Многие из детских впечатлений пламенеют в памяти могучими заревами, в добрую половину всего твоего жизненного небосклона. Полыхает этакое большое, красочное, перевитое яркими, не то свадебными, не то хороводными, лентами. И ты, захваченный этой яркостью, этой впечатляющей красочностью, заглядишься на свой собственный небосклон как на что-то незнакомо-родное, неизменно живущее и работающее в тебе, но уже навсегда канувшее в Лету.

Такими заревами до сих пор остаются во мне праздники и обряды Радуницы. Разумеется, не религиозной, а человеческой сутью своей.

Нарядные, торжественные, собранно-умиленные, идут и идут люди на кладбища. С узелками, лукошками, корзинками, где аккуратно уложена всяческая снедь, — идут отдаться там, у могил и крестов, расслабляющей и облагораживающей памяти об усопших. Одето ради этого случая самое лучшее, отложено самое неотложное, забыто самое незабываемое…

Тогда я видел таким в Радуницу только свое село, а тут, заново и по-новому представив себе этот праздник, увидел вдруг всю Россию идущей в один и тот же день поклониться памяти умерших. И сразу же рядом со мной оказывался отец Валентин. Весь благообразный — и голосом, и манерами, и красивым зачесом длинных волос над высоким лбом, и даже взглядом: спокойным, с серым блеском, немного усталым.

«Каков, по-вашему, возраст чувства, заставившего вас отправиться на поиски отцовой могилы?!..»

«Знаете ли вы, что это чувство, как уже осознанное и освященное, ходит в ровесниках с легендой о Христе!»

Он спрашивал, я не сдавался:

«Вы сказали — «с легендой»!»

«Не ловите меня на слове…»

Инстинктивно противясь вторжению в свой мир философии отца Валентина, я выбрасывал сразу и щит и меч. И думал, что достигал двойной цели: мне казалось, что стрелы, пущенные в меня, встречали преграду, а мои разили и низвергали. Я не замечал, что спорил по-школярски, примитивно, с механической поспешностью отвечая на выстрел выстрелом.
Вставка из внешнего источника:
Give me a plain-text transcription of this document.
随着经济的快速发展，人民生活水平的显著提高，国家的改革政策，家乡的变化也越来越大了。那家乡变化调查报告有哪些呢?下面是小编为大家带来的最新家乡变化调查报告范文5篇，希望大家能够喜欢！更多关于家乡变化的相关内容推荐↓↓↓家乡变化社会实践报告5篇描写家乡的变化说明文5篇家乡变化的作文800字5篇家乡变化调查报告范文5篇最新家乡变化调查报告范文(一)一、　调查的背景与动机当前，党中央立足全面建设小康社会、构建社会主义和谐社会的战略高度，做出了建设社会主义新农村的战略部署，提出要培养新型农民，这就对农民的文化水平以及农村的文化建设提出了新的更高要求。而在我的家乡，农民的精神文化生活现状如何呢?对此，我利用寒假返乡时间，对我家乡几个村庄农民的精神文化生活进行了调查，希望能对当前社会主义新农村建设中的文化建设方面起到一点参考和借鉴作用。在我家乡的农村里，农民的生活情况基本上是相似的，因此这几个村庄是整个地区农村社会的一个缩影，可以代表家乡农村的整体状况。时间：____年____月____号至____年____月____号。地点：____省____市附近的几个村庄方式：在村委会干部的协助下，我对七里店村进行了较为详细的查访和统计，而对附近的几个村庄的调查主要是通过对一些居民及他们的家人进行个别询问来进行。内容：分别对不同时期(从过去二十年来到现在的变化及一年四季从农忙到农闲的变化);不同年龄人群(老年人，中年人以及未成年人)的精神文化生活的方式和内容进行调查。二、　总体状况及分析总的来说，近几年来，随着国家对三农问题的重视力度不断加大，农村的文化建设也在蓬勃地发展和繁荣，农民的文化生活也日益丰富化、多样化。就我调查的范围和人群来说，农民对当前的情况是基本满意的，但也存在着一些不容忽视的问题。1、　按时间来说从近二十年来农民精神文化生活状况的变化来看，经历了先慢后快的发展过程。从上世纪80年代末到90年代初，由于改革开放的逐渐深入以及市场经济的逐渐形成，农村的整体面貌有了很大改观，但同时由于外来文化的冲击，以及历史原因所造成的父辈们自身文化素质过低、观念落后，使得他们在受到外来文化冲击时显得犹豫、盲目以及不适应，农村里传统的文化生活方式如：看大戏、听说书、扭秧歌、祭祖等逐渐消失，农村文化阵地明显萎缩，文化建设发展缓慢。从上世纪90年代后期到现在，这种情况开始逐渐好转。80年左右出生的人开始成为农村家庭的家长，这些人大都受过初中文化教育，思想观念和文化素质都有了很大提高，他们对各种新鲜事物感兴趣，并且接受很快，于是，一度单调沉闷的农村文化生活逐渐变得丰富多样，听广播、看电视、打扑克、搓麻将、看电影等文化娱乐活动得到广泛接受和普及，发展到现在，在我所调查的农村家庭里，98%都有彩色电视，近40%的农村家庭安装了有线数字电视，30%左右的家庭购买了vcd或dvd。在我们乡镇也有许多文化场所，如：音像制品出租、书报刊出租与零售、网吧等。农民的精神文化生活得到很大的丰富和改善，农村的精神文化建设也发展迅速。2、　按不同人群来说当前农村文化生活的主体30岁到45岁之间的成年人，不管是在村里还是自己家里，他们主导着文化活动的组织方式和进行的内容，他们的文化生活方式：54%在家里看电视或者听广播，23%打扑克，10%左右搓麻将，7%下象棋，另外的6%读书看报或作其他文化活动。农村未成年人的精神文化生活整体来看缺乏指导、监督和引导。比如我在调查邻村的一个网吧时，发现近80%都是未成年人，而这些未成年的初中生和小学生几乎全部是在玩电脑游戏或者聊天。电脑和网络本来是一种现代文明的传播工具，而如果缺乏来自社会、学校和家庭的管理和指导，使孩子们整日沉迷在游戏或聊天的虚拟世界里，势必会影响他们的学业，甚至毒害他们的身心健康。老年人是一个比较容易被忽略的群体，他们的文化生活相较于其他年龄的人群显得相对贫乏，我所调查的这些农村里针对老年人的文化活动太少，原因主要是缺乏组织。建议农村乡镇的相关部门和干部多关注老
Впрочем, отец Валентин не стрелял. Он беседовал. Но беседовал так, что казалось, сначала он выбирает в тебе какое-то место, выбирает тщательно, по каким-то лишь ему ведомым признакам, а затем с ловкостью сеятеля роняет туда короткую, чаще в форме вопроса, фразу.

Роняет ее, как зерно в облюбованную лунку, и после этого будто бы присматривается, проклевывается росток или нет?..

А я делал новые и новые выстрелы.

Да все — с промахами.

Лишь позднее, собравшись с мыслями, я увидел многие слабые места в доводах отца Валентина.

Возраст сыновнего чувства равен возрасту легенды о Христе?

Допустим.

Хотя это и спорно.

Но если это так, то не ровесником ли той же самой легенде приходится и чувство рабской покорности человека кому-то или перед чем-то? Доступно ли воображению и цифрам измерение вреда, причиненного догматической верой человеку как борцу?..

Одну за другой «изымал» я из себя фразы-зерна отца Валентина.

Но это было чуть позже. А в ту минуту, растревоженный увиденным, не найдя могилы и не допуская, что ее участь, может быть, печальнее участи могилы безвестного мне Капитонова Евгения, я невольно произносил про себя все то же:

«Нельзя разрушать в человеке извечные духовные начала…»

И добавлял от себя: «Нельзя черстветь там, где надо быть предельно чувствительным; нельзя падать самому перед собой морально в том, в чем и по интеллекту своему и в силу вековых традиций ты должен возвеличиваться…»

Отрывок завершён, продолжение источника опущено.